At no other point in my life have I witnessed so many examples of hysteria, stupidity, bellicosity, hypochondria, or a lack of perspective, popping up within my social networks.

On a good day, I remind my friends about patience, gratitude, and celebrating JOMO (the joy of missing out) instead of FOMO (fear of missing out). I ignore COVID-related group chat messages but reply to personal ones.

And if I really don’t feel like engaging a friend who wants to meet up to complain about COVID-19 conspiracies or first world problems, I say I am too busy.

The pandemic has indeed shrunk my social circles, even as 20 months’ worth of social restrictions have made me less inclined towards gregariousness.

In lieu of big parties and gatherings, my partner and I read and walked more and bought an annual Wildlife Reserves pass. We cooked up several storms. Hosted, or were hosted to intimate dinners. And gleefully binged on Netflix.
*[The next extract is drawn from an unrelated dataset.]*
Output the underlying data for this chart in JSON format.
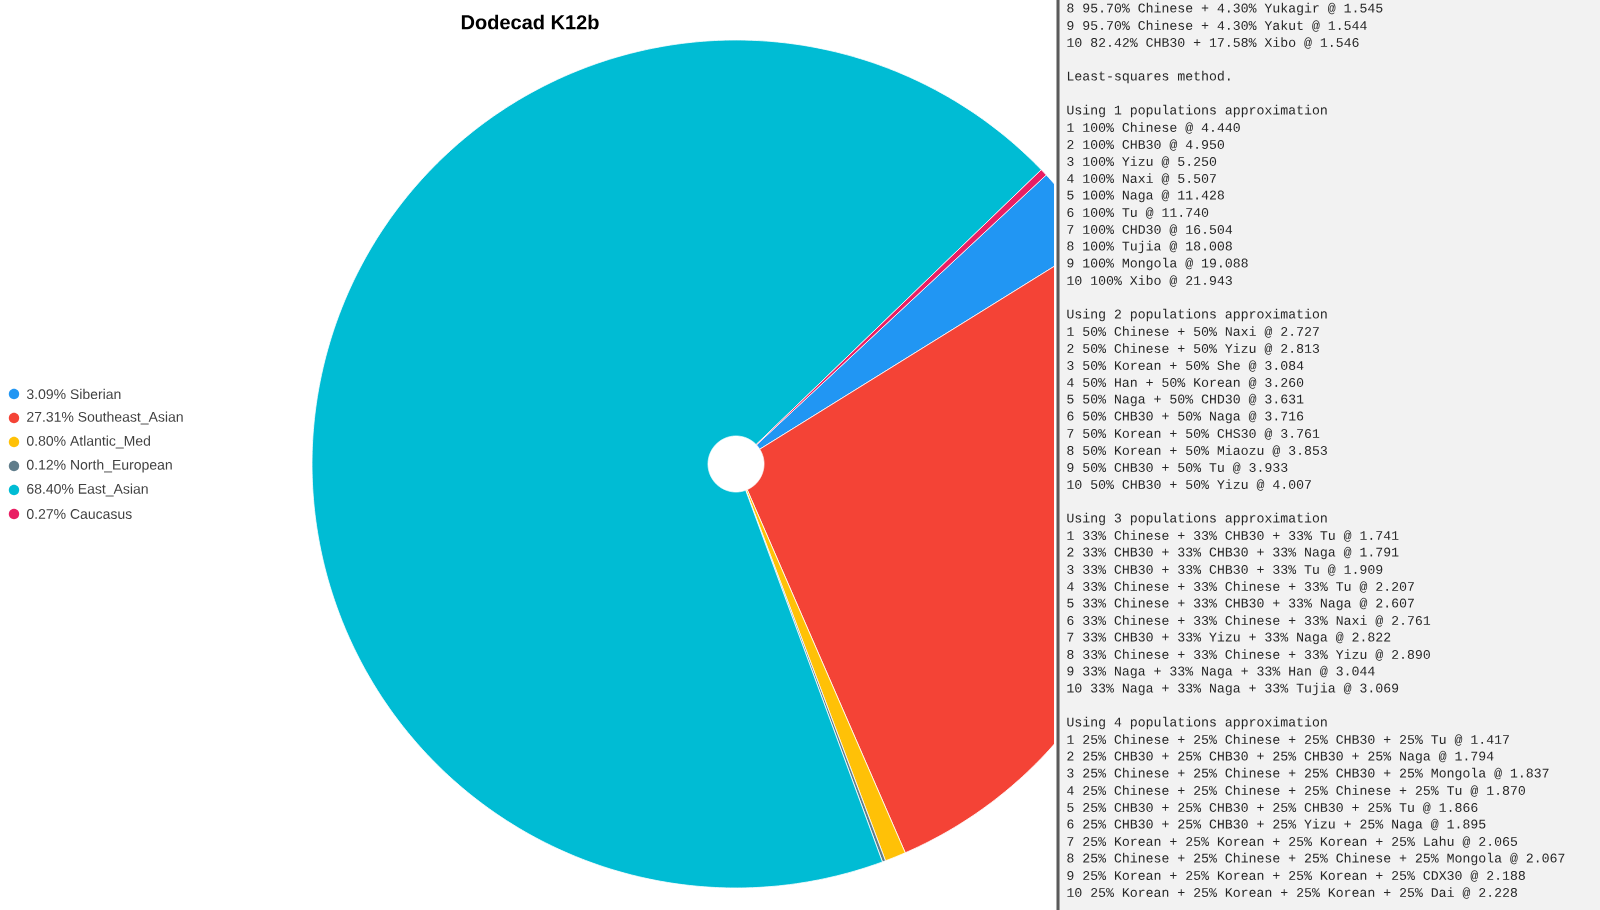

There’s routine and regularity in golf, a sport which has always required players (a maximum of four per flight) to keep an arm’s length away, or yoga, done alone.

Robin Ian MacDonald Dunbar, a professor of evolutionary psychology at the University of Oxford who has researched friendship for 25 years said the size of personal social networks typically involves “just 1.5 intimates (the people you confide in), five close friends, 15 best friends, 50 good friends, and 150 friends. That's by and large our friendship limit, all our brain and schedules can handle”.

Having 15 besties as you get older sounds tedious. Plus, friends who fall off the radar – whether on account of a new relationship, a new baby, a busy career, an overseas posting —  resurface eventually.

Shared history makes for strong friendship cement. There are pals I don’t see for months or years on end, but when we catch up one-on-one or in a small group, we jump right into engaging, confessional conversations.

Bonds like these have survived decades, distance and life changes. There’s no reason why they shouldn’t survive a pandemic.

To cut anyone off completely just because COVID-19 has kept us apart, whether physically or ideologically, is something I’ve never done, and am uninclined to. 

In these unpredictable and unprecedented times, we can afford to be more forgiving. After all, that’s what friends are for right?

Tracy Lee is a freelance writer who writes about food, travel, fashion and beauty.